Şeker, ince bağırsakta emilip glikoza dönüşerek kan dolaşımına katılıyor ve bu süreçte hücreler su kaybediyor. Hücrelerden kana geçen su, beynin susama sinyalleri göndermesine neden oluyor. Bu mekanizma, şekerli içeceklerin tüketiminden kısa bir süre sonra yoğun bir susuzluk hissi oluşturdu.
Harvard Üniversitesi’nden beslenme uzmanı Dr. Walter Willett, şekerli içeceklerin sadece sıvı kaybına değil, aynı zamanda obezite ve tip 2 diyabet riskine de katkıda bulunduğunu ifade ederek, “Şekerli içecekler, yüksek kalorili olmalarına rağmen tokluk hissi yaratmaz. Bu da aşırı kalori alımına ve metabolik sorunlara yol açabilir” dedi. Willett, şekerli içeceklerin yerine su, şekersiz bitki çayları veya maden suyu gibi alternatiflerin tercih edilmesi gerektiğini önerdi.
Fransa Kanser Enstitüsü ve Paris Üniversitesi’nin British Medical Journal’da yayımlanan bir araştırması, günlük 100 mililitre şekerli içecek tüketiminin kanser riskini %18, meme kanseri riskini ise %22 artırabileceğini ortaya koydu.
Araştırmayı yöneten Dr. Mathilde Touvier, “Şekerli içecekler, obezite ve insülin direnci yoluyla metabolik bir ortam oluşturarak ciddi sağlık sorunlarını tetikleyebilir” uyarısında bulundu.
UZMANLARDAN SAĞLIKLI ÖNERİLER
Yaz aylarında sıvı kaybını önlemek için uzmanlar, günlük en az 2-2,5 litre su tüketimini önerdi.
Birmingham Üniversitesi’nden Dr. Sophie Killer’ın araştırması, normal miktarda çay ve kahvenin vücudun su dengesini bozmadığını gösterse de, şekerli ve kafeinli içeceklerin aşırı tüketiminin idrar söktürücü etkisiyle sıvı kaybını artırabileceği belirtildi.
ABD’li beslenme uzmanı Dr. Lisa Young, sağlıklı içecek seçimlerinin önemine dikkat çekti:
“Şekerli içecekler yerine taze sıkılmış meyve suları, ayran veya şekersiz yeşil çay gibi alternatifler hem sıvı ihtiyacını karşılar hem de vücuda ek besin değeri sağlar.”

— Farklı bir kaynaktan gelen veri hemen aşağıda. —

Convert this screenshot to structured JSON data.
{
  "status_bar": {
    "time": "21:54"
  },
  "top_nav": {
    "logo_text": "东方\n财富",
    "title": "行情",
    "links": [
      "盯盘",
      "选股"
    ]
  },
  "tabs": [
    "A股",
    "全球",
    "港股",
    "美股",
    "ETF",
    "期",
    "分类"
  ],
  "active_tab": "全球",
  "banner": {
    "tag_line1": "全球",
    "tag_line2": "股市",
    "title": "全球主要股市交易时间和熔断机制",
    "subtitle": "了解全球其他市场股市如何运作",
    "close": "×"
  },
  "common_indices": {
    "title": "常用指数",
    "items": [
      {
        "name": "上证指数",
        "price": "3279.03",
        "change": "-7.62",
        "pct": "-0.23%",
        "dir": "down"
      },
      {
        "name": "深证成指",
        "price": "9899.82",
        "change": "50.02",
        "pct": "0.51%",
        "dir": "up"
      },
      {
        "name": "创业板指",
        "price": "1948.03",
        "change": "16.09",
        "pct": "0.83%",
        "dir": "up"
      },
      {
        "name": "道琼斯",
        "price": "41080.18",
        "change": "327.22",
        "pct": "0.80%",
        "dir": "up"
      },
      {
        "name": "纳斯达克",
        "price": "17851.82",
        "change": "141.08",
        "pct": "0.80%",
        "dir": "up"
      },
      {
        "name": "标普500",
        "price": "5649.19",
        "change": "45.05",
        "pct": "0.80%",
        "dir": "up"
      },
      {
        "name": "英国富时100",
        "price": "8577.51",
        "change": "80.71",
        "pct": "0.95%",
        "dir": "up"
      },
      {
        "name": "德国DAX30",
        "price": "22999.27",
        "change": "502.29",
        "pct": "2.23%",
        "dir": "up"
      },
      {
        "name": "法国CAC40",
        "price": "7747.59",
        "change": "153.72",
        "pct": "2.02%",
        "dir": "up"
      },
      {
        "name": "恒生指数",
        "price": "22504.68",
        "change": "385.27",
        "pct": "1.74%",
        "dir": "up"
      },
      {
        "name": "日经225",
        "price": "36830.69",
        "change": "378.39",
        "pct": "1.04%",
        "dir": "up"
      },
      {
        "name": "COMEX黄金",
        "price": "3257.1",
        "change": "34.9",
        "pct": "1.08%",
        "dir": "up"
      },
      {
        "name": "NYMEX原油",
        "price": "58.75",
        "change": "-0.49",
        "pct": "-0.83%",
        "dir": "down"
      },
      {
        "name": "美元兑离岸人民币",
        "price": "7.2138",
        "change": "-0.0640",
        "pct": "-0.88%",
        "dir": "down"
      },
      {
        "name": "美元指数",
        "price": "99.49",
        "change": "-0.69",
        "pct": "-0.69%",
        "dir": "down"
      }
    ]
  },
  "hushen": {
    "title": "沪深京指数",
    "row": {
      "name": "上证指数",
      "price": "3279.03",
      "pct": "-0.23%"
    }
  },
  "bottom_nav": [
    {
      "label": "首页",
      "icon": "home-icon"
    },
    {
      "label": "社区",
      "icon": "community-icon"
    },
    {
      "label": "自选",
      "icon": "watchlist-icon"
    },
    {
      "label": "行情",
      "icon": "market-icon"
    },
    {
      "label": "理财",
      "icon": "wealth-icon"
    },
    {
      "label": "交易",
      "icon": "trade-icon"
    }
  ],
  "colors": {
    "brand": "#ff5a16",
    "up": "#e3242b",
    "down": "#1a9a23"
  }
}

Young, özellikle yoğurdun probiyotik içeriğiyle sindirimi düzenlediğini ve metabolizmayı desteklediğini vurguladı.
RİSK GRUPLARI VE ÖNLEMLER
Dr. Arslan, sıcak havalarda aşırı kilolu bireyler, diyabet hastaları, kalp-damar rahatsızlığı olanlar ve tansiyon ilaçları kullananların daha fazla risk altında olduğunu ifade ederek, “Bu gruplar, şekerli içeceklerden uzak durmalı ve sıvı alımını suyla desteklemeli. Ayrıca, 10.00-16.00 saatleri arasında güneş ışınlarına maruz kalmaktan kaçınılmalı” dedi.
UZMANLAR, ŞEKERLİ İÇECEKLERİN TÜKETİMİNİ AZALTMAK İÇİN ŞU ÖNERİLERDE BULUNDU:
Suya öncelik verin: Günde 2-2,5 litre su içmeye özen gösterin.
Sağlıklı alternatifler seçin: Şekersiz bitki çayları, ayran veya maden suyu gibi içecekler tercih edin.
Etiket okuyun: Paketli içeceklerin şeker içeriğini kontrol edin; 100 gramda 15 gramdan fazla şeker içeren ürünlerden kaçının.
Serinleme yöntemleri: Sık duş almak, yüz ve enseyi soğuk suyla ıslatmak vücut ısısını dengelemeye yardımcı olur.
BİLİNÇLİ TÜKETİM ŞART
Yaz aylarında serinlemek için şekerli soğuk içeceklere yönelmek cazip görünse de, uzmanlar ve bilimsel araştırmalar bu alışkanlığın ciddi sağlık riskleri taşıdığını gösterdi.
Şekerli içecekler, sıvı kaybını artırarak vücudun susuz kalmasına neden olabilir ve uzun vadede obezite, diyabet ve hatta kanser gibi ciddi hastalıklara zemin hazırlayabilir.